Toujours en Asie, la Corée du Sud, réputée sa croissance robuste, est gagnée par l'inquiétude.

"Il est hautement probable que l'économie réelle commence à stagner complètement à partir de maintenant" a déclaré le président sud-coréen Lee Myung-Bak qui présidait un "conseil de guerre économique".

Selon lui, l'économie sud-coréenne pourrait être en récession au premier semestre, pour la première fois depuis la crise financière asiatique de 1997/98.

Le moral à zéro, les Bourses asiatiques clôturaient à la baisse jeudi, notamment la première d'entre elles, celle de Tokyo, dont l'indice Nikkei abandonnait près de 4%, mettant fin à une longue série de sept hausses consécutives.

Les marchés européens ouvraient dans le rouge, mais plus modéremment.

Sur le front européen les nouvelles n'étaient pas rassurantes non plus. L'économie de la zone euro s'est bien contractée de 0,2% au troisième trimestre comparé au deuxième, entrant en récession pour la première fois de son histoire, a confirmé l'office européen des statistiques Eurostat.
Les pays de la zone euro avaient déjà enregistré une baisse de 0,2% de leur du Produit Intérieur Brut (PIB) au deuxième trimestre. Il s'agit donc d'une récession, définie par au moins deux trimestres de recul.

Quant au taux de chômage dans la zone euro, il est monté à 7,8% en novembre, son plus haut niveau depuis presque deux ans. Le nombre de sans emploi a dépassé la barre des 12 millions.

Pour l'ensemble des 27 pays de l'Union européenne, le nombre de chômeurs approchait en novembre les 17,5 millions.

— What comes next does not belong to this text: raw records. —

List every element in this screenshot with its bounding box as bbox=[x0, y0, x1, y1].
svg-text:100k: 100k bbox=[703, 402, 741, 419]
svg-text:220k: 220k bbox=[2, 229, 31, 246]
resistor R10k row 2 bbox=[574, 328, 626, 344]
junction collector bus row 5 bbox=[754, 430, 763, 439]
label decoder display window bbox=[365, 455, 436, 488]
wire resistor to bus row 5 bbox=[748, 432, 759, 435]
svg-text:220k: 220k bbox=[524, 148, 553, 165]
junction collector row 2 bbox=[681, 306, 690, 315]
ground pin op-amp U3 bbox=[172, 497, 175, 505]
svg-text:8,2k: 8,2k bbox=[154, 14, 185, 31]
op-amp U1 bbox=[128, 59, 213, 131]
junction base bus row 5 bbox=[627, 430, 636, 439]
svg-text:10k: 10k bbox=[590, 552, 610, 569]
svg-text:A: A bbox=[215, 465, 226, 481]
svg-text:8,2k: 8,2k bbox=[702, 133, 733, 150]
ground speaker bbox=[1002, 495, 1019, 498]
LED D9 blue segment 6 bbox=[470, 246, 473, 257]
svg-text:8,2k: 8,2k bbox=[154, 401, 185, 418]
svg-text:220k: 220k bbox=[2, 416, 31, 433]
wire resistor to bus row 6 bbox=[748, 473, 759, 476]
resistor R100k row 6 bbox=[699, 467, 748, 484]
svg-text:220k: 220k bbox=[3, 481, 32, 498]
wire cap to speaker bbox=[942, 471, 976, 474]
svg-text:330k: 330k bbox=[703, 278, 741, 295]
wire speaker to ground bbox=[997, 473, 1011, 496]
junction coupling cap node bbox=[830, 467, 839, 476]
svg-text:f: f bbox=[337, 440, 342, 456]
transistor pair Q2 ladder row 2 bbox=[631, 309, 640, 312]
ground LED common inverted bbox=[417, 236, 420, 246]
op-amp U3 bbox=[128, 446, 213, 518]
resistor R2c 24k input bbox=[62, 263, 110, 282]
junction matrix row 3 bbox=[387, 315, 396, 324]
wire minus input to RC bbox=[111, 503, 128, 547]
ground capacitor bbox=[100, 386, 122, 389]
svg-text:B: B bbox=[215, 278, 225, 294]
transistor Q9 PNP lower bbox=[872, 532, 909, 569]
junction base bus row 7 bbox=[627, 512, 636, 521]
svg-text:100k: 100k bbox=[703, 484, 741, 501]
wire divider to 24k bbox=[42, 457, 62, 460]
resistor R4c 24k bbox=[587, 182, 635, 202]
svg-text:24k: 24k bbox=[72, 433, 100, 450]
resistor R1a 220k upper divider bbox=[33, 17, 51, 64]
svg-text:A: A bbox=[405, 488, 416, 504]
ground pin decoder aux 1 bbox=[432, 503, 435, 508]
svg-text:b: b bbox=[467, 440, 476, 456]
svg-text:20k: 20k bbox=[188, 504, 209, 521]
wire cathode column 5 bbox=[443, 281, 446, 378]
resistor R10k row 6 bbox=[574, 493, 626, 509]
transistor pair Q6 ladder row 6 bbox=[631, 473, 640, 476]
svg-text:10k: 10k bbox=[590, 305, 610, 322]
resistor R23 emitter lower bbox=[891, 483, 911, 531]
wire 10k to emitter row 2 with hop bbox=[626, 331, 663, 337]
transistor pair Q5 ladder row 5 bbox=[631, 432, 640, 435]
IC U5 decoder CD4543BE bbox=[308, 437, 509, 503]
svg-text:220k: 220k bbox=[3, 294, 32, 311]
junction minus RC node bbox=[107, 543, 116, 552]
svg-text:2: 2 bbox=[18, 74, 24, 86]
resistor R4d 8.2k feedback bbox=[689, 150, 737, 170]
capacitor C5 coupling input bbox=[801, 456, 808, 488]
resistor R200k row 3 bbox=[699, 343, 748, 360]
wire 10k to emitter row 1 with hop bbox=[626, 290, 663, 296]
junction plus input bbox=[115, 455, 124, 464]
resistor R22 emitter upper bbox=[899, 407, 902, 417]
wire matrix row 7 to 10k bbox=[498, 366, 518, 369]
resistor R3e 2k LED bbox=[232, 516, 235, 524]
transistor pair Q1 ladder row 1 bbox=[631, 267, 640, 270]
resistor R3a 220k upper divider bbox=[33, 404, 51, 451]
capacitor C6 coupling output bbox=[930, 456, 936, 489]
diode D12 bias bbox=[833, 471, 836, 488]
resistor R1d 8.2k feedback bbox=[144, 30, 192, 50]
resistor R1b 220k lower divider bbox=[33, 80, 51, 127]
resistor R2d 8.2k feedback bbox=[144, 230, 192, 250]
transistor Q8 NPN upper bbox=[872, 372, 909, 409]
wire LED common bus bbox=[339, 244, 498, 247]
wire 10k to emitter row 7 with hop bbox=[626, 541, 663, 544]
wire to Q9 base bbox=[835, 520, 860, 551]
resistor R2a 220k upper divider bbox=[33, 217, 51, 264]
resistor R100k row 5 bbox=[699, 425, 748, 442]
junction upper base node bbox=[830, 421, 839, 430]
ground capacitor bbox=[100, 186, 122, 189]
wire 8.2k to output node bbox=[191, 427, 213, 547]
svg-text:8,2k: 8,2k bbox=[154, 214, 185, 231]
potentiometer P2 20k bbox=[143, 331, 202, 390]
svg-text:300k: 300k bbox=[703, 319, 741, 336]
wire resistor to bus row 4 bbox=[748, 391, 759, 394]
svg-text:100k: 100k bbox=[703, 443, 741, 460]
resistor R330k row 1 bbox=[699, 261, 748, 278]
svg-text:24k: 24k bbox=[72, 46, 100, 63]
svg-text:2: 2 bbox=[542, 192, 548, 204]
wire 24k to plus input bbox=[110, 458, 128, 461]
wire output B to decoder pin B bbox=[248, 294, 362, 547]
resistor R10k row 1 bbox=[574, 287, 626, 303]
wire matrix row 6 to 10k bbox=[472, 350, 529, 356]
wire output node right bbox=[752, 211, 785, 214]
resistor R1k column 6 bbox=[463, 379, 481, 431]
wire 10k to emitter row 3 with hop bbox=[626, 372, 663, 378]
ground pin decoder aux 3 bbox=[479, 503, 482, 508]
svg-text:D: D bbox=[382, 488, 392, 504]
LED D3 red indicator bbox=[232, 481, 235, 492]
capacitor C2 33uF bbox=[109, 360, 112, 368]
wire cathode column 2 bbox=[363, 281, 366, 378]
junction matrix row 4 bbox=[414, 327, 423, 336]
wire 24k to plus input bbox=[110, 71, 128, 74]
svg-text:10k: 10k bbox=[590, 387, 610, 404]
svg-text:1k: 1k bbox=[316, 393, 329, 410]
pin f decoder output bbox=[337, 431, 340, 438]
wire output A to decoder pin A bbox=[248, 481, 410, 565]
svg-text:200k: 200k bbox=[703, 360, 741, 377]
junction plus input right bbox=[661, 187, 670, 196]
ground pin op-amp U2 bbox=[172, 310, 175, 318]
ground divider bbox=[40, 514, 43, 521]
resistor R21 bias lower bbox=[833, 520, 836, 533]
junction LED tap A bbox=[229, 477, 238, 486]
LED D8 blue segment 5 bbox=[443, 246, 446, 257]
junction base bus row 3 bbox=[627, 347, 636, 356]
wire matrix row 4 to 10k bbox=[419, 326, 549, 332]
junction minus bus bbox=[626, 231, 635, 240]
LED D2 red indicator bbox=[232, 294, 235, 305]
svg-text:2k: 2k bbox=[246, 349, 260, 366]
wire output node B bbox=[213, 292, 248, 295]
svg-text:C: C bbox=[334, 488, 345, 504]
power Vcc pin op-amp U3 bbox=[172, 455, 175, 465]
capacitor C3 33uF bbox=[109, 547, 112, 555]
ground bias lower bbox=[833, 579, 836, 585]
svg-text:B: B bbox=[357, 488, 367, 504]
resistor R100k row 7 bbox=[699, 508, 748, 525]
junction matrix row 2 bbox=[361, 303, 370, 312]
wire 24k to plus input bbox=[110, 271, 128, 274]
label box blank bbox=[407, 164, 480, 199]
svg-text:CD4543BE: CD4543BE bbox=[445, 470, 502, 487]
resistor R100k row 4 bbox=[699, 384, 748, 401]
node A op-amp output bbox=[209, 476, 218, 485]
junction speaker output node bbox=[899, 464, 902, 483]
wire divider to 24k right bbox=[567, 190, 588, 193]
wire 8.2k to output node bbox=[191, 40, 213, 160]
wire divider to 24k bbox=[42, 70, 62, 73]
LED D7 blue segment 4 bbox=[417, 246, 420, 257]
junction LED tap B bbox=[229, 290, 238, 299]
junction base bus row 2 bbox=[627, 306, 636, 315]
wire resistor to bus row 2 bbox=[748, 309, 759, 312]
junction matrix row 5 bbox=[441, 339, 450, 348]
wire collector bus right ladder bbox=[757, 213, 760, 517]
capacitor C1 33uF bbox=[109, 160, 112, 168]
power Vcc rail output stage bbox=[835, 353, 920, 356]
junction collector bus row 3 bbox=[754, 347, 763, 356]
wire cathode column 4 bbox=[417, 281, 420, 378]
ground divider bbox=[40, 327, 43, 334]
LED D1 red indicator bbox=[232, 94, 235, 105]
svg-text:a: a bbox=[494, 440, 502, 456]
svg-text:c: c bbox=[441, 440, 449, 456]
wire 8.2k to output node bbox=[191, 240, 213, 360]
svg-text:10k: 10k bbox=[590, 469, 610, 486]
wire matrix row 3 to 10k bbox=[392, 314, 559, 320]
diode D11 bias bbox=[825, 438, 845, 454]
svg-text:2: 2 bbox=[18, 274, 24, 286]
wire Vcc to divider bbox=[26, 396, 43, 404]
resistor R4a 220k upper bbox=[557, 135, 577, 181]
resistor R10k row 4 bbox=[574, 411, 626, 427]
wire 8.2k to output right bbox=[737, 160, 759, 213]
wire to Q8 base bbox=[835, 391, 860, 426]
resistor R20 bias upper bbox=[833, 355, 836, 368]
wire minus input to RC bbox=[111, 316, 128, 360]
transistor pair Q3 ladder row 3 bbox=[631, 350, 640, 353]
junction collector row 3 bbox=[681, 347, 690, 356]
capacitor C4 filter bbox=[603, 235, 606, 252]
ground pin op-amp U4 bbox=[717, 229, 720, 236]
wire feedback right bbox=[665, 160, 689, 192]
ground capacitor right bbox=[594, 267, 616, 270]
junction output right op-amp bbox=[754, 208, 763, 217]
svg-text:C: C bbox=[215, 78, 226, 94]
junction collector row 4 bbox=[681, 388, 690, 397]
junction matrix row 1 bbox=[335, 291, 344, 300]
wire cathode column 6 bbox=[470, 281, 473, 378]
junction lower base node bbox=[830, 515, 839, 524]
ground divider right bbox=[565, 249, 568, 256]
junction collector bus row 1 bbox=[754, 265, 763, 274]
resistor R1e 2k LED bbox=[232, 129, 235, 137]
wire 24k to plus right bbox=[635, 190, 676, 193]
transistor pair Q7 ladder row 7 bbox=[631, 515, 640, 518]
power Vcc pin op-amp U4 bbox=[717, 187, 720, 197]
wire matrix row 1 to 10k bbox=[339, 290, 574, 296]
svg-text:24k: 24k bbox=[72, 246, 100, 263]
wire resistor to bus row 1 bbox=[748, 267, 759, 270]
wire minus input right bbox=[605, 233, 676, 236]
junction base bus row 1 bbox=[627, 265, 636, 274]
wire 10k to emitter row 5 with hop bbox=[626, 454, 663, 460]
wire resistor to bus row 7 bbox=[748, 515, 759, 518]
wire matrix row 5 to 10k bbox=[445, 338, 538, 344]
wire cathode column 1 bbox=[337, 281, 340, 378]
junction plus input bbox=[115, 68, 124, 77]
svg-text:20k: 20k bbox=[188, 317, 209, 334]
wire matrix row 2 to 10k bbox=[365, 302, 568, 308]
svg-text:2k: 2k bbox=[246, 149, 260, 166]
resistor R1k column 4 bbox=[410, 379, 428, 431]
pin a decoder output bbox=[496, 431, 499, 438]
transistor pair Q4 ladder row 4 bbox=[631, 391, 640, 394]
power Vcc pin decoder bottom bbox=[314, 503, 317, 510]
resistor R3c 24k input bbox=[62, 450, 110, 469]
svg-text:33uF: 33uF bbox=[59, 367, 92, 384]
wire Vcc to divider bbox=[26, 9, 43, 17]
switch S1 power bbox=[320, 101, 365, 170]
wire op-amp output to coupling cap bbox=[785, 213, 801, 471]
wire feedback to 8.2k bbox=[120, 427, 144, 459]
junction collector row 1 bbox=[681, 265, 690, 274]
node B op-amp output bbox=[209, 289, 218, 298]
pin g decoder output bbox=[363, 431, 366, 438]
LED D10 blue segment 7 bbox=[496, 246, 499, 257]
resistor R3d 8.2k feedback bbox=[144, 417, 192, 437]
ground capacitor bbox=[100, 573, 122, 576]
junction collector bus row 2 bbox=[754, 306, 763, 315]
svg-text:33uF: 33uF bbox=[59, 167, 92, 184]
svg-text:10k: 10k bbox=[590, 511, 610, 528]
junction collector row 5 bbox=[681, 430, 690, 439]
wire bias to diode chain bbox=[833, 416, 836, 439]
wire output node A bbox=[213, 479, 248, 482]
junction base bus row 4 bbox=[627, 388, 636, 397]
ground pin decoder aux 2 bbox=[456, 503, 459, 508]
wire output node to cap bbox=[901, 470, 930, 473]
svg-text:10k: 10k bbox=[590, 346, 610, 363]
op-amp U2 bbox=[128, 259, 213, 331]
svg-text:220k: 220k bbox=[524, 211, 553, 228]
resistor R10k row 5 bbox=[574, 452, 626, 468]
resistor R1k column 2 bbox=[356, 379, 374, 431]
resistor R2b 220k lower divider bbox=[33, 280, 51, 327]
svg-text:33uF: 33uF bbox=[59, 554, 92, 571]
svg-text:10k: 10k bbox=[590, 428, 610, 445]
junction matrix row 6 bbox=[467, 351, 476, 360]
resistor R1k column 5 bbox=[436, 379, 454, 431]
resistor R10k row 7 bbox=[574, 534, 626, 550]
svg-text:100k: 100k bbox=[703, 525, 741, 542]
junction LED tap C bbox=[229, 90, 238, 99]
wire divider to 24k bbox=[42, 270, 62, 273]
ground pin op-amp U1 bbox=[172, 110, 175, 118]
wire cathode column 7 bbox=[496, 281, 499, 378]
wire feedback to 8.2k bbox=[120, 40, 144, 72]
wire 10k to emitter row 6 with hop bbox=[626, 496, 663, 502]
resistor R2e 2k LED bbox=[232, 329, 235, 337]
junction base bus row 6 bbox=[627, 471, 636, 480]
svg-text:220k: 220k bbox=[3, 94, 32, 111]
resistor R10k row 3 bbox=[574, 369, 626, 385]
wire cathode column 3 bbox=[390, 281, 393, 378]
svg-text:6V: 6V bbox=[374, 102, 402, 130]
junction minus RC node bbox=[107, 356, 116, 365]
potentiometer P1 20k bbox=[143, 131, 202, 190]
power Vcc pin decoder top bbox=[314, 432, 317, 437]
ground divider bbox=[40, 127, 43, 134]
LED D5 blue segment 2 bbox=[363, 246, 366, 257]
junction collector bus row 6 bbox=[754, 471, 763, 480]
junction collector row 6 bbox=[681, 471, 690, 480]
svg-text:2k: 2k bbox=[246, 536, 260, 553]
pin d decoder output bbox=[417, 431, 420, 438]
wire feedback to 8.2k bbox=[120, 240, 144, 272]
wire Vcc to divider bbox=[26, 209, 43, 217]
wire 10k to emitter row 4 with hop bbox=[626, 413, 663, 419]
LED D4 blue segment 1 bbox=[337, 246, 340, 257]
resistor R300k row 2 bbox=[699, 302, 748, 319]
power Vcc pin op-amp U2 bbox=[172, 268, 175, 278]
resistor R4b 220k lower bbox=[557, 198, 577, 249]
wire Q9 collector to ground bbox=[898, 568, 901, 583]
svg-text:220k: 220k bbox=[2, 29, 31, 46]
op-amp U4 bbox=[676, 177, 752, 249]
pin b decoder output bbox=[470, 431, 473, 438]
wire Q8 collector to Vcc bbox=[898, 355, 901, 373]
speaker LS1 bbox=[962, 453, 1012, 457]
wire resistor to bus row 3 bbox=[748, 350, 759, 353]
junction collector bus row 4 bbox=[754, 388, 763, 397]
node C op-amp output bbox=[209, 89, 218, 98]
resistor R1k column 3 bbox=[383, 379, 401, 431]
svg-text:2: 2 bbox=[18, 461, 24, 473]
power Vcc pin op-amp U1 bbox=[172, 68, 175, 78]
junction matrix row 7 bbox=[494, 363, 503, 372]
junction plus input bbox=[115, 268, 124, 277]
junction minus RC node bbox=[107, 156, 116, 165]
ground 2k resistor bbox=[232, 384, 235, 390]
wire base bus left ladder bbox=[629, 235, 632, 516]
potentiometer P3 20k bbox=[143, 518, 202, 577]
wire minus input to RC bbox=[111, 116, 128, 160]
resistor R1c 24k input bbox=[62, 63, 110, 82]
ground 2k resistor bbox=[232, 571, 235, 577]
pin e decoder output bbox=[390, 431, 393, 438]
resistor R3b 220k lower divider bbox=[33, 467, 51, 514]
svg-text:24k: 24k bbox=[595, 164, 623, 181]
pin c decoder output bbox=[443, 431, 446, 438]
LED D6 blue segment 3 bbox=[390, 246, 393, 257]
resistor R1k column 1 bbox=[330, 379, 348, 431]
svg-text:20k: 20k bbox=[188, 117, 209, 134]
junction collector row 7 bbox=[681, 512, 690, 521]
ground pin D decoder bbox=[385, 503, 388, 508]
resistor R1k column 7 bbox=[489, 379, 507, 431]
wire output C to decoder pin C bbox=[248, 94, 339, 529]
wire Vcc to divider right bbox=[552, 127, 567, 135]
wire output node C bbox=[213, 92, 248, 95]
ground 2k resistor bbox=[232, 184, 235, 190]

Alors que le chômage monte en flèche aux Etats-Unis aussi, le président élu Barack Obama devait prononcer jeudi un "discours majeur" à 16H00 GMT, dans lequel il devait donner des détails sur son plan de relance, qui va "sauver ou créer" trois millions d'emplois d'ici à 2011, selon son équipe de transition.

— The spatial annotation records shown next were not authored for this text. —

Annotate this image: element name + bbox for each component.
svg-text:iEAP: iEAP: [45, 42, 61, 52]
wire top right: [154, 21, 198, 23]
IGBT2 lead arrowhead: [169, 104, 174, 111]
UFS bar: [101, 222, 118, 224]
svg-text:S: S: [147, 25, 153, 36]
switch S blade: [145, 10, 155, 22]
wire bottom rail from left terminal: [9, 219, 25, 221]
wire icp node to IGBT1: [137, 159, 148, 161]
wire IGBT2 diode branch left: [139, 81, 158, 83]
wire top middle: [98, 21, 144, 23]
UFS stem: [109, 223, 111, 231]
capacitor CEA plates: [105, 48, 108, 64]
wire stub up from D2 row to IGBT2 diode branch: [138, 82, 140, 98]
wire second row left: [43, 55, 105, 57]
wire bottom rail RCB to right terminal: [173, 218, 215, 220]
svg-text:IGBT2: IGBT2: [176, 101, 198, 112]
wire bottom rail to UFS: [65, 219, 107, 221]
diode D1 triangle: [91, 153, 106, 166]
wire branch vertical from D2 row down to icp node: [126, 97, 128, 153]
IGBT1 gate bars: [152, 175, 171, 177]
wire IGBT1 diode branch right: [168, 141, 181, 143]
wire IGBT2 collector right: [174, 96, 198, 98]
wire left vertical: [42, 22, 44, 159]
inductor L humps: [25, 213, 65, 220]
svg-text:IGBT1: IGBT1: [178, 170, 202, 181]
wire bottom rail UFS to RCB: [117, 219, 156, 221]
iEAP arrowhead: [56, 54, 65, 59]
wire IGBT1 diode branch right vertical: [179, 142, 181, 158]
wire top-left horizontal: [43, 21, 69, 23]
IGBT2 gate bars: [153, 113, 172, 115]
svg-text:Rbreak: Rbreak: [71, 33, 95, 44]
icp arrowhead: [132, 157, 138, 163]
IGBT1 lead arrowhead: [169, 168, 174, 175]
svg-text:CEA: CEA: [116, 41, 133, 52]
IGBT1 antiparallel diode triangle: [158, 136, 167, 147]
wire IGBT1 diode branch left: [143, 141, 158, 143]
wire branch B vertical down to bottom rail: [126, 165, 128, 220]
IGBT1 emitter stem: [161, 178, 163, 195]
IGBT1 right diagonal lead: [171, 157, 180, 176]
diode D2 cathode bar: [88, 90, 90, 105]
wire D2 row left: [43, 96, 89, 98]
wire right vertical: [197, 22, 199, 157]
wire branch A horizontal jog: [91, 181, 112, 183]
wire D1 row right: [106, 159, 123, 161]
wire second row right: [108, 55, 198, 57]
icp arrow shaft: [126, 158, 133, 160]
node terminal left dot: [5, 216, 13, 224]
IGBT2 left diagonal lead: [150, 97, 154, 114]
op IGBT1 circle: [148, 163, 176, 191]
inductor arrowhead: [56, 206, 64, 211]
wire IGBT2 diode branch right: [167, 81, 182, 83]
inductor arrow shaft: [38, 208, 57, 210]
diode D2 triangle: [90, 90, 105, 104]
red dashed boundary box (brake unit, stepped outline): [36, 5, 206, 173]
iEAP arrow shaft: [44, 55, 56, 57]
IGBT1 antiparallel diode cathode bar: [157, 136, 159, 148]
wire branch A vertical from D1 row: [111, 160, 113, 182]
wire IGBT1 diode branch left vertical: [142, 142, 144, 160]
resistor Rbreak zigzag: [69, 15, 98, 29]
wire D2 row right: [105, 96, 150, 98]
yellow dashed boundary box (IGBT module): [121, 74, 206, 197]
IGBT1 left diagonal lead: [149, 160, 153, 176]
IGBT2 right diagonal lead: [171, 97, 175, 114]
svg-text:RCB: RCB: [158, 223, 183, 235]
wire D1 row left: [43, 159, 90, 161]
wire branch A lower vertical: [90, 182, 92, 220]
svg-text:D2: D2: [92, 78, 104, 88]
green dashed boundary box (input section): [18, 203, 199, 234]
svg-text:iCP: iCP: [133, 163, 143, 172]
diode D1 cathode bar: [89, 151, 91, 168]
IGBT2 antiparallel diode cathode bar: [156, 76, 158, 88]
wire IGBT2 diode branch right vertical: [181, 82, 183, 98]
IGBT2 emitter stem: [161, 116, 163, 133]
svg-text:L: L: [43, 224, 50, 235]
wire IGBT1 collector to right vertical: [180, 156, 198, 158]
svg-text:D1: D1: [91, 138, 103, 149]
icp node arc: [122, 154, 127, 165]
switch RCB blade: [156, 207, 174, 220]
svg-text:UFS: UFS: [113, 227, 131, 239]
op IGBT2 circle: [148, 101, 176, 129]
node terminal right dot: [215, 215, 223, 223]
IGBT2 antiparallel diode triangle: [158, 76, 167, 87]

De sombres prévisions du Congrès américain dévoilées mercredi montrent l'ampleur de la tâche qui l'attend à partir du 20 janvier, date de son entrée en fonction.

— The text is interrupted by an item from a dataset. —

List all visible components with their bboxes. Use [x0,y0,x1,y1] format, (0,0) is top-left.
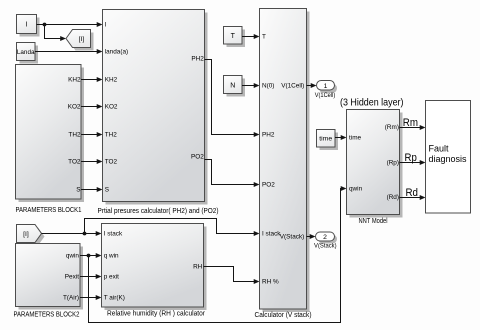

Selon un rapport du bureau du Budget du Congrès américain (CBO), le budget des Etats-Unis devrait essuyer un déficit faramineux de 1.200 milliards de dollars cette année, soit 8,3% du PIB contre 3,1% l'an dernier.

De plus, les chiffres prévisionnels du CBO ne prennent pas en compte le plan de relance d'au moins 775 milliards de dollars, sur deux ans, préparé par la future administration Obama.

Lorsque le coût du plan pour l'exercice en cours sera connu, le déficit dépassera très probablement les 10% du PIB, ce qui en fera l'un des plus importants depuis la Seconde Guerre mondiale, au cours de laquelle le déficit avait avoisiné les 30% du PIB.

Parmi d'autres sombres prévisions, le CBO estime que le taux de chômage américain devrait atteindre 9% en 2010, contre 6,7% actuellement, et que le PIB va chuter de 2,2% en 2009.

L'effet dévastateur de ces chiffres s'est ajouté mercredi à ceux d'une étude du cabinet en ressources humaines ADP, selon laquelle le secteur privé américain a détruit 693.000 emplois en décembre, soit environ 200.000 de plus que ce qui était attendu.

Les chiffres officiels de l'emploi américain sont attendus -- avec appréhension -- vendredi après-midi.